For the third initiative, streamlining the document deposit process and standardizing descriptive metadata in the document repository systems, EK architected and developed an auto-classification proof of concept (POC) which built on existing systems in the organization’s environment. Built over 6 weeks, this POC took a subset of reports and leveraged an LLM and the TOMS to run auto-classification and produce a list of recommended subjects for each document. These recommended subjects provided the document depositors with a shortened list of subjects to choose from and ensured that the subjects adhered to a standardized model stored in the TOMS (e.g., the list of subjects was a controlled list/taxonomy). Finally, the EK team documented the auto-classification lifecycle and provided technical documentation for the API so the organization’s development team could continue building on and enhancing auto-classification and integration capabilities.
The EK Difference
EK’s extensive experience in semantic solutions, data engineering, semantic search, and content management enabled the team to deliver the API integration and gold source replication ahead of schedule and under budget. The EK team provided comprehensive code repository documentation to the organization’s development team. Additionally, the EK team ensured there was continuous knowledge sharing between the EK and organization development teams, enabling the team to continue expanding work after the engagement. The EK team also brought expertise in strategic planning and management and used this expertise to improve the team structure and project tracking during the engagement.

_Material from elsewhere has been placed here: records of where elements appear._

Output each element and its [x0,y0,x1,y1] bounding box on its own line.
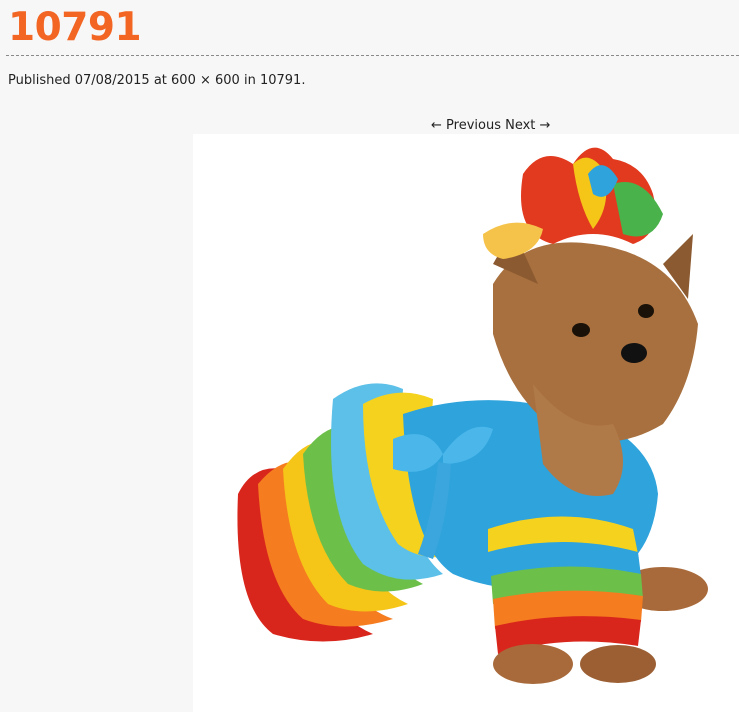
dog-eye-right [638,304,654,318]
dog-nose [621,343,647,363]
page-title: 10791 [8,5,142,50]
next-image-link[interactable]: Next → [505,118,550,133]
post-meta: Published 07/08/2015 at 600 × 600 in 107… [8,72,305,90]
dog-eye-left [572,323,590,337]
at-label: at [153,73,167,88]
dog-front-paw-right [580,645,656,683]
attachment-image[interactable] [193,134,739,712]
parent-post-link[interactable]: 10791 [260,73,301,88]
published-date: 07/08/2015 [74,73,150,88]
in-label: in [243,73,256,88]
dog-costume-photo [237,147,708,684]
published-label: Published [8,73,71,88]
meta-period: . [301,73,306,88]
image-navigation: ← Previous Next → [431,117,550,135]
title-divider [6,55,739,56]
previous-image-link[interactable]: ← Previous [431,118,501,133]
dog-front-paw-left [493,644,573,684]
full-size-link[interactable]: 600 × 600 [171,73,240,88]
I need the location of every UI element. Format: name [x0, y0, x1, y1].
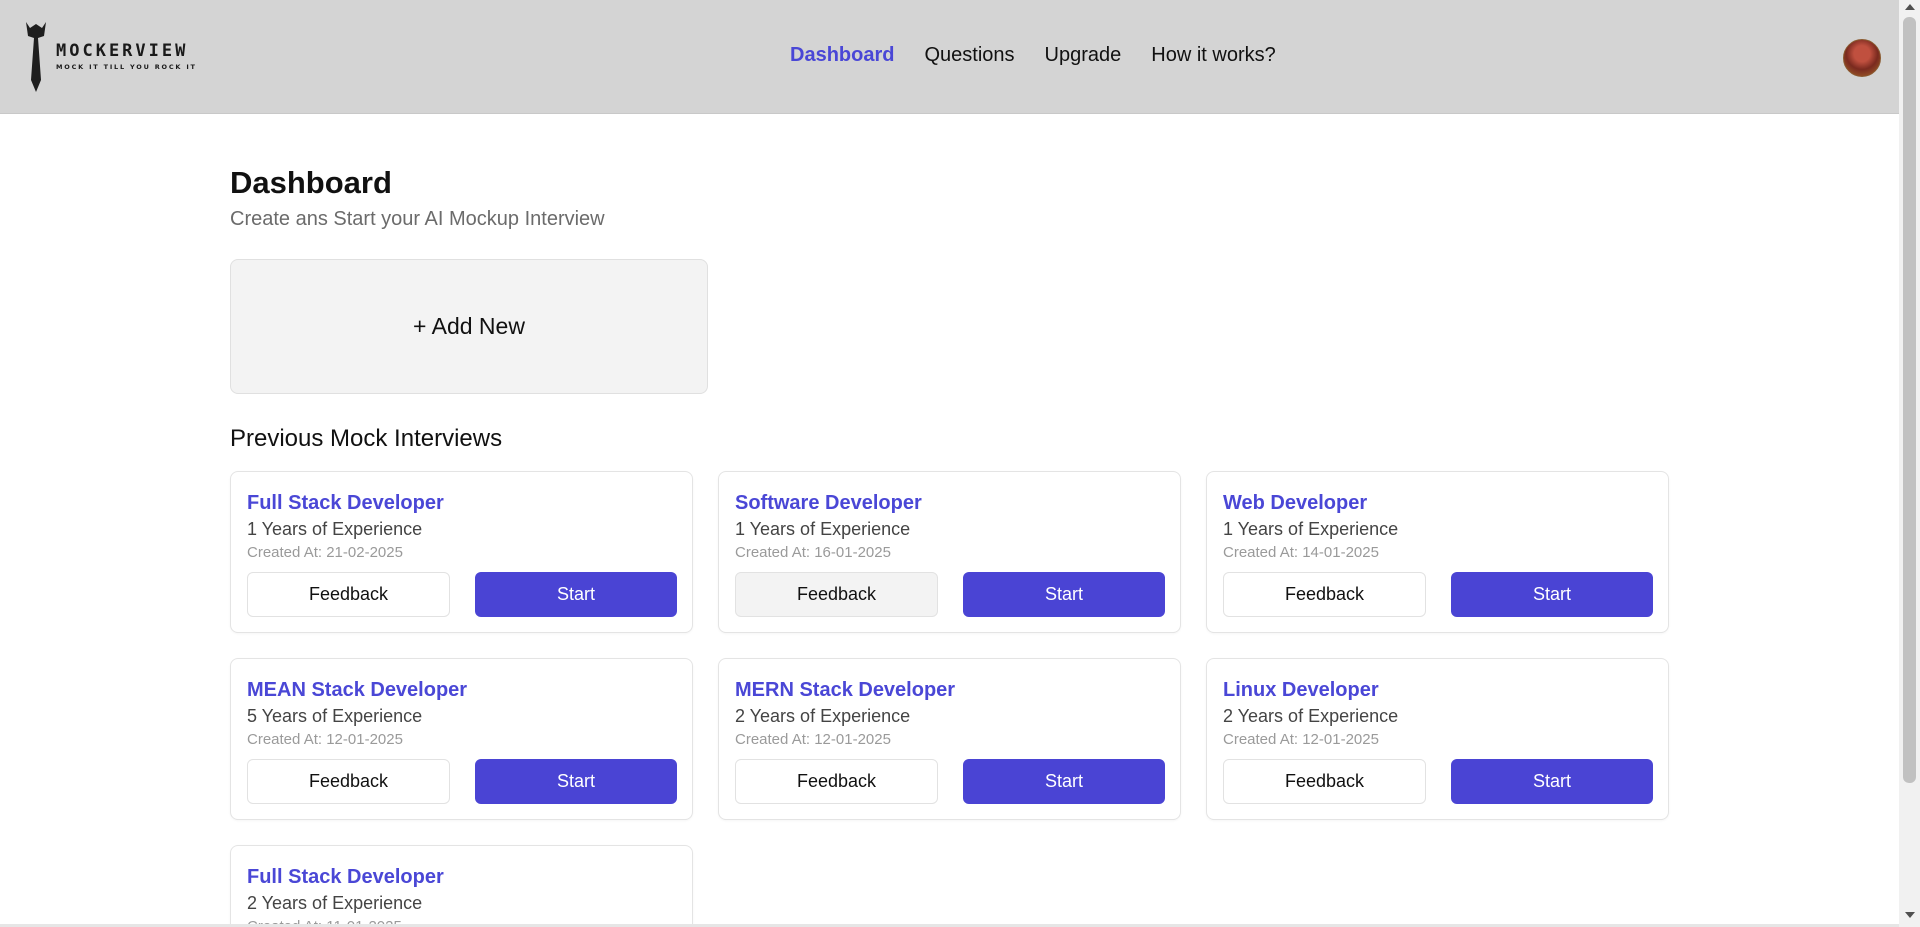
add-new-interview-button[interactable]: + Add New — [230, 259, 708, 394]
feedback-button[interactable]: Feedback — [735, 759, 938, 804]
interview-role: MEAN Stack Developer — [247, 679, 468, 701]
app-logo[interactable]: MOCKERVIEW MOCK IT TILL YOU ROCK IT — [24, 20, 224, 92]
interview-card: Full Stack Developer 1 Years of Experien… — [230, 471, 693, 633]
interview-role: Web Developer — [1223, 492, 1368, 514]
interview-card: Web Developer 1 Years of Experience Crea… — [1206, 471, 1669, 633]
interview-created-date: Created At: 12-01-2025 — [735, 731, 891, 748]
necktie-icon — [26, 22, 46, 92]
interview-created-date: Created At: 12-01-2025 — [1223, 731, 1379, 748]
interview-experience: 1 Years of Experience — [735, 519, 911, 539]
start-button[interactable]: Start — [475, 572, 677, 617]
interview-experience: 5 Years of Experience — [247, 706, 423, 726]
interview-role: Linux Developer — [1223, 679, 1379, 701]
logo-brand-text: MOCKERVIEW — [56, 41, 189, 61]
page-subtitle: Create ans Start your AI Mockup Intervie… — [230, 208, 605, 230]
interview-experience: 2 Years of Experience — [1223, 706, 1399, 726]
interview-experience: 2 Years of Experience — [247, 893, 423, 913]
feedback-button[interactable]: Feedback — [1223, 759, 1426, 804]
page-title: Dashboard — [230, 165, 392, 200]
user-avatar[interactable] — [1843, 39, 1881, 77]
interview-role: Full Stack Developer — [247, 866, 444, 888]
interview-experience: 2 Years of Experience — [735, 706, 911, 726]
scroll-up-arrow-icon[interactable] — [1905, 4, 1915, 10]
interview-role: Software Developer — [735, 492, 922, 514]
interview-role: Full Stack Developer — [247, 492, 444, 514]
main-nav: Dashboard Questions Upgrade How it works… — [790, 44, 1276, 67]
interview-experience: 1 Years of Experience — [1223, 519, 1399, 539]
start-button[interactable]: Start — [1451, 572, 1653, 617]
feedback-button[interactable]: Feedback — [1223, 572, 1426, 617]
feedback-button[interactable]: Feedback — [735, 572, 938, 617]
interview-created-date: Created At: 16-01-2025 — [735, 544, 891, 561]
interview-created-date: Created At: 14-01-2025 — [1223, 544, 1379, 561]
interview-experience: 1 Years of Experience — [247, 519, 423, 539]
nav-link-how-it-works[interactable]: How it works? — [1151, 44, 1275, 67]
interview-card: MEAN Stack Developer 5 Years of Experien… — [230, 658, 693, 820]
interview-card: MERN Stack Developer 2 Years of Experien… — [718, 658, 1181, 820]
start-button[interactable]: Start — [475, 759, 677, 804]
interview-card: Software Developer 1 Years of Experience… — [718, 471, 1181, 633]
logo-tagline: MOCK IT TILL YOU ROCK IT — [56, 63, 197, 71]
vertical-scrollbar[interactable] — [1899, 0, 1920, 927]
scroll-down-arrow-icon[interactable] — [1905, 912, 1915, 918]
start-button[interactable]: Start — [963, 572, 1165, 617]
interview-role: MERN Stack Developer — [735, 679, 956, 701]
interview-created-date: Created At: 21-02-2025 — [247, 544, 403, 561]
top-navbar: MOCKERVIEW MOCK IT TILL YOU ROCK IT Dash… — [0, 0, 1899, 114]
interview-created-date: Created At: 12-01-2025 — [247, 731, 403, 748]
start-button[interactable]: Start — [963, 759, 1165, 804]
feedback-button[interactable]: Feedback — [247, 759, 450, 804]
interview-card: Linux Developer 2 Years of Experience Cr… — [1206, 658, 1669, 820]
start-button[interactable]: Start — [1451, 759, 1653, 804]
section-title-previous-interviews: Previous Mock Interviews — [230, 425, 503, 452]
scrollbar-thumb[interactable] — [1903, 17, 1916, 783]
nav-link-dashboard[interactable]: Dashboard — [790, 44, 894, 67]
nav-link-questions[interactable]: Questions — [924, 44, 1014, 67]
feedback-button[interactable]: Feedback — [247, 572, 450, 617]
interview-card: Full Stack Developer 2 Years of Experien… — [230, 845, 693, 927]
nav-link-upgrade[interactable]: Upgrade — [1045, 44, 1122, 67]
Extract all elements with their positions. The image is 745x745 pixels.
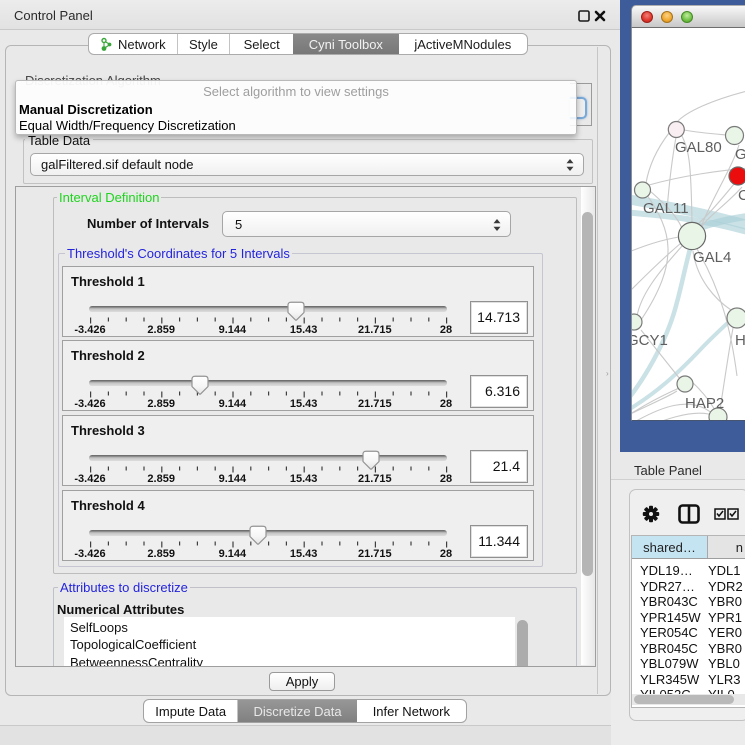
- svg-text:C: C: [738, 187, 745, 204]
- svg-text:GAL11: GAL11: [643, 200, 689, 217]
- svg-text:HAP2: HAP2: [685, 395, 724, 412]
- svg-text:H: H: [735, 332, 745, 349]
- svg-text:G.: G.: [735, 146, 745, 163]
- svg-text:GAL4: GAL4: [693, 249, 731, 266]
- svg-text:GAL80: GAL80: [675, 139, 722, 156]
- svg-text:GCY1: GCY1: [632, 332, 668, 349]
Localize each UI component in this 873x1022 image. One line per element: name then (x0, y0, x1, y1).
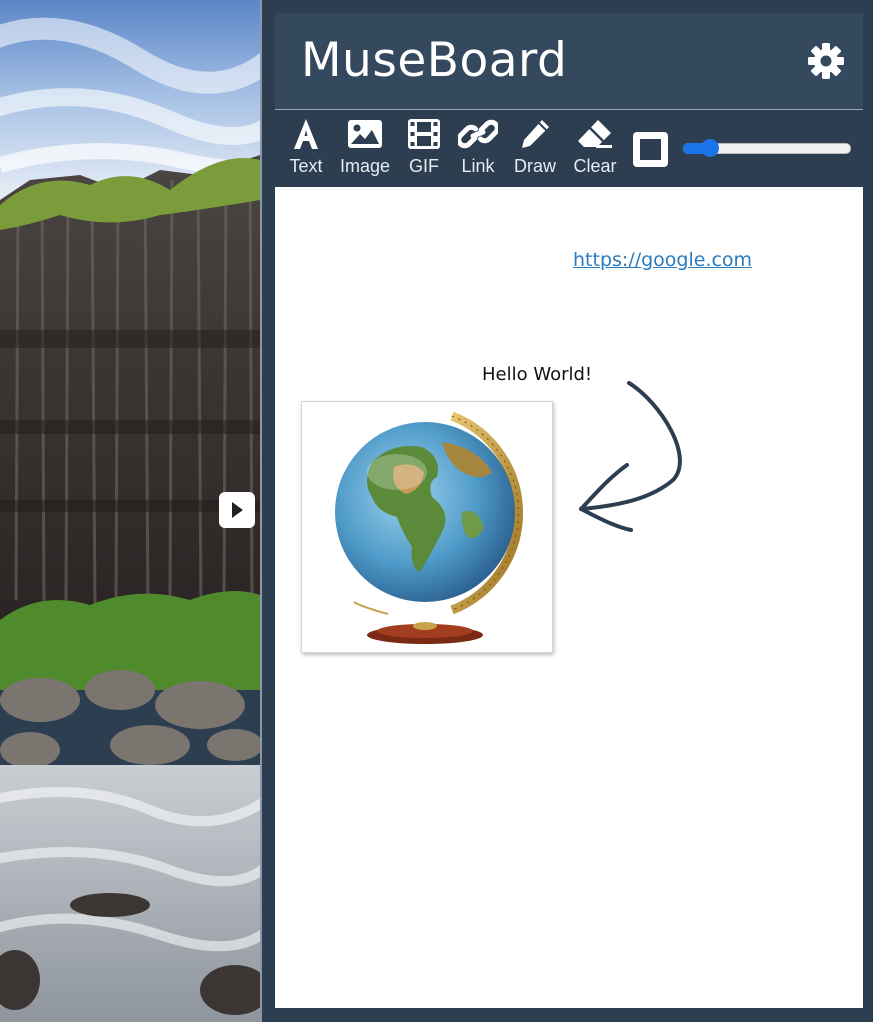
text-tool-button[interactable]: Text (286, 115, 326, 181)
hand-drawn-arrow-icon[interactable] (575, 377, 685, 547)
board-canvas[interactable]: https://google.com Hello World! (275, 187, 863, 1008)
board-link[interactable]: https://google.com (573, 249, 752, 271)
draw-tool-button[interactable]: Draw (512, 115, 558, 181)
tool-label: Link (461, 156, 495, 176)
side-panel: MuseBoard Text Image GIF Link Draw Clear… (262, 0, 873, 1022)
tool-label: Text (289, 156, 323, 176)
pencil-icon (515, 115, 555, 153)
slider-thumb[interactable] (700, 139, 719, 157)
link-tool-button[interactable]: Link (457, 115, 499, 181)
clear-tool-button[interactable]: Clear (570, 115, 620, 181)
eraser-icon (575, 115, 615, 153)
brush-size-slider[interactable] (683, 138, 851, 158)
toolbar: Text Image GIF Link Draw Clear (275, 111, 863, 186)
link-icon (458, 115, 498, 153)
app-title: MuseBoard (301, 33, 568, 88)
header: MuseBoard (275, 13, 863, 110)
text-icon (286, 115, 326, 153)
gear-icon (805, 43, 847, 86)
globe-icon (302, 411, 552, 656)
tool-label: Draw (513, 156, 556, 176)
tool-label: Image (339, 156, 391, 176)
shape-toggle-button[interactable] (632, 131, 669, 168)
square-outline-icon (632, 132, 669, 172)
play-arrow-icon (230, 501, 244, 519)
image-tool-button[interactable]: Image (339, 115, 391, 181)
board-image[interactable] (301, 401, 553, 653)
collapse-panel-button[interactable] (219, 492, 255, 528)
image-icon (345, 115, 385, 153)
gif-tool-button[interactable]: GIF (404, 115, 444, 181)
tool-label: Clear (573, 156, 617, 176)
film-icon (404, 115, 444, 153)
tool-label: GIF (409, 156, 439, 176)
settings-button[interactable] (805, 40, 847, 82)
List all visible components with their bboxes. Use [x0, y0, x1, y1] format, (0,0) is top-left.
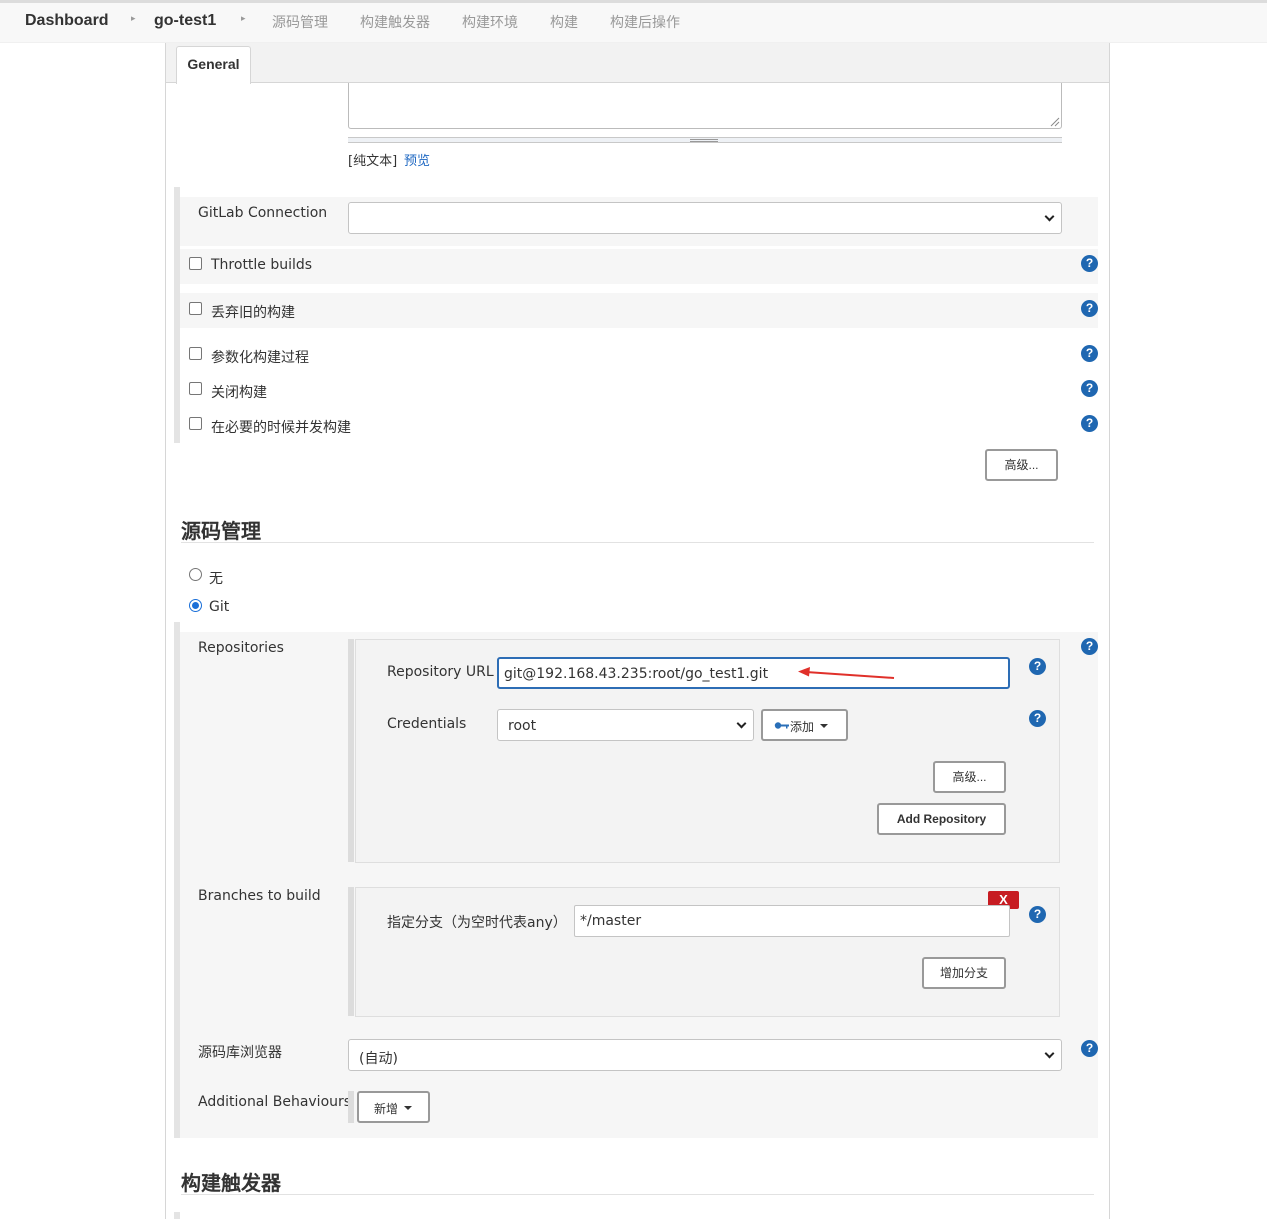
repository-url-input[interactable]: git@192.168.43.235:root/go_test1.git [497, 657, 1010, 689]
repository-browser-label: 源码库浏览器 [198, 1045, 282, 1061]
help-icon[interactable]: ? [1081, 1040, 1098, 1057]
caret-down-icon [404, 1106, 412, 1110]
help-icon[interactable]: ? [1081, 638, 1098, 655]
description-textarea[interactable] [348, 83, 1062, 129]
help-icon[interactable]: ? [1081, 255, 1098, 272]
breadcrumb-job[interactable]: go-test1 [154, 12, 216, 30]
throttle-row [180, 249, 1098, 284]
tab-triggers[interactable]: 构建触发器 [360, 12, 430, 32]
caret-down-icon [820, 724, 828, 728]
add-credentials-label: 添加 [790, 720, 815, 734]
additional-behaviours-label: Additional Behaviours [198, 1094, 352, 1110]
breadcrumb-separator-icon[interactable]: ▸ [131, 14, 136, 24]
credentials-label: Credentials [387, 716, 467, 732]
help-icon[interactable]: ? [1029, 710, 1046, 727]
branch-specifier-input[interactable]: */master [574, 905, 1010, 937]
preview-link[interactable]: 预览 [404, 150, 430, 169]
repositories-label: Repositories [198, 640, 284, 656]
parameterized-label: 参数化构建过程 [211, 350, 309, 366]
add-branch-button[interactable]: 增加分支 [922, 957, 1006, 989]
scm-git-label: Git [209, 599, 230, 615]
tab-bar [166, 43, 1109, 83]
parameterized-checkbox[interactable] [189, 347, 202, 360]
discard-old-builds-label: 丢弃旧的构建 [211, 305, 295, 321]
triggers-section-title: 构建触发器 [181, 1171, 281, 1195]
tab-build[interactable]: 构建 [550, 12, 578, 32]
section-divider [181, 542, 1094, 543]
repository-advanced-button[interactable]: 高级... [933, 761, 1006, 793]
plain-text-label: [纯文本] [348, 154, 398, 169]
scm-section-title: 源码管理 [181, 519, 261, 543]
branch-specifier-label: 指定分支（为空时代表any） [387, 915, 567, 931]
general-advanced-button[interactable]: 高级... [985, 449, 1058, 481]
credentials-select[interactable]: root [497, 709, 754, 741]
repository-browser-select[interactable]: (自动) [348, 1039, 1062, 1071]
section-divider [181, 1194, 1094, 1195]
chevron-down-icon [1044, 211, 1055, 222]
concurrent-build-label: 在必要的时候并发构建 [211, 420, 351, 436]
disable-build-checkbox[interactable] [189, 382, 202, 395]
throttle-label: Throttle builds [211, 257, 313, 273]
add-behaviour-button[interactable]: 新增 [357, 1091, 430, 1123]
branch-specifier-value: */master [580, 913, 642, 929]
tab-post-build[interactable]: 构建后操作 [610, 12, 680, 32]
throttle-checkbox[interactable] [189, 257, 202, 270]
nested-bar [348, 887, 354, 1016]
nested-bar [348, 639, 354, 862]
grip-icon [690, 139, 718, 142]
add-repository-button[interactable]: Add Repository [877, 803, 1006, 835]
gitlab-connection-select[interactable] [348, 202, 1062, 234]
chevron-down-icon [1044, 1048, 1055, 1059]
key-icon [774, 722, 789, 729]
breadcrumb-separator-icon[interactable]: ▸ [241, 14, 246, 24]
resize-grip-icon[interactable] [1050, 117, 1060, 127]
discard-row [180, 293, 1098, 328]
scm-git-radio[interactable] [189, 599, 202, 612]
add-behaviour-label: 新增 [374, 1102, 399, 1116]
scm-none-label: 无 [209, 571, 223, 587]
repository-url-value: git@192.168.43.235:root/go_test1.git [504, 666, 769, 682]
credentials-value: root [508, 718, 537, 734]
chevron-down-icon [736, 718, 747, 729]
gitlab-connection-label: GitLab Connection [198, 205, 328, 221]
help-icon[interactable]: ? [1081, 345, 1098, 362]
help-icon[interactable]: ? [1081, 300, 1098, 317]
discard-old-builds-checkbox[interactable] [189, 302, 202, 315]
disable-build-label: 关闭构建 [211, 385, 267, 401]
tab-general[interactable]: General [176, 46, 251, 84]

Finally, because the work was completed ahead of schedule, the EK team went above and beyond to guide the Knowledge Management Team in optimizing the solution through augmentation with a custom search front-end. The EK team facilitated several requirements-gathering sessions and developed initial wireframes to drive alignment and validation of use cases for search capabilities. These strategic documents can help drive business-buy in as the client team continues building on the metadata standardization work.
The Results
As a result of their engagement with EK, the research and development center has successfully integrated 3 models with their primary document repository, enabling 4 key metadata fields to pull from a standard set of values. This integration ensures that the 100,000+ documents in the document management system are using a consistent and correct set of metadata fields and values. The 4000+ users of the document management system can now better find and understand historical research documents, thereby increasing operational efficiency for new research efforts.
Furthermore, the organization will be able to continue to leverage the API to integrate the TOMS models to additional systems, enabling standardization of descriptive metadata across repositories and reducing manual effort and data anomalies. Additionally, the API enhancement allows document depositors to contribute to the accuracy and currency of the OMS models that support the metadata fields.
Finally, the auto-classification proof of concept and use definition for a search front-end empowers the organization’s Knowledge Management team to advocate for future capabilities and initiatives within the Division. This comprehensive effort establishes the groundwork for the organization to improve the search and findability of documents and pursue additional data transformation capabilities.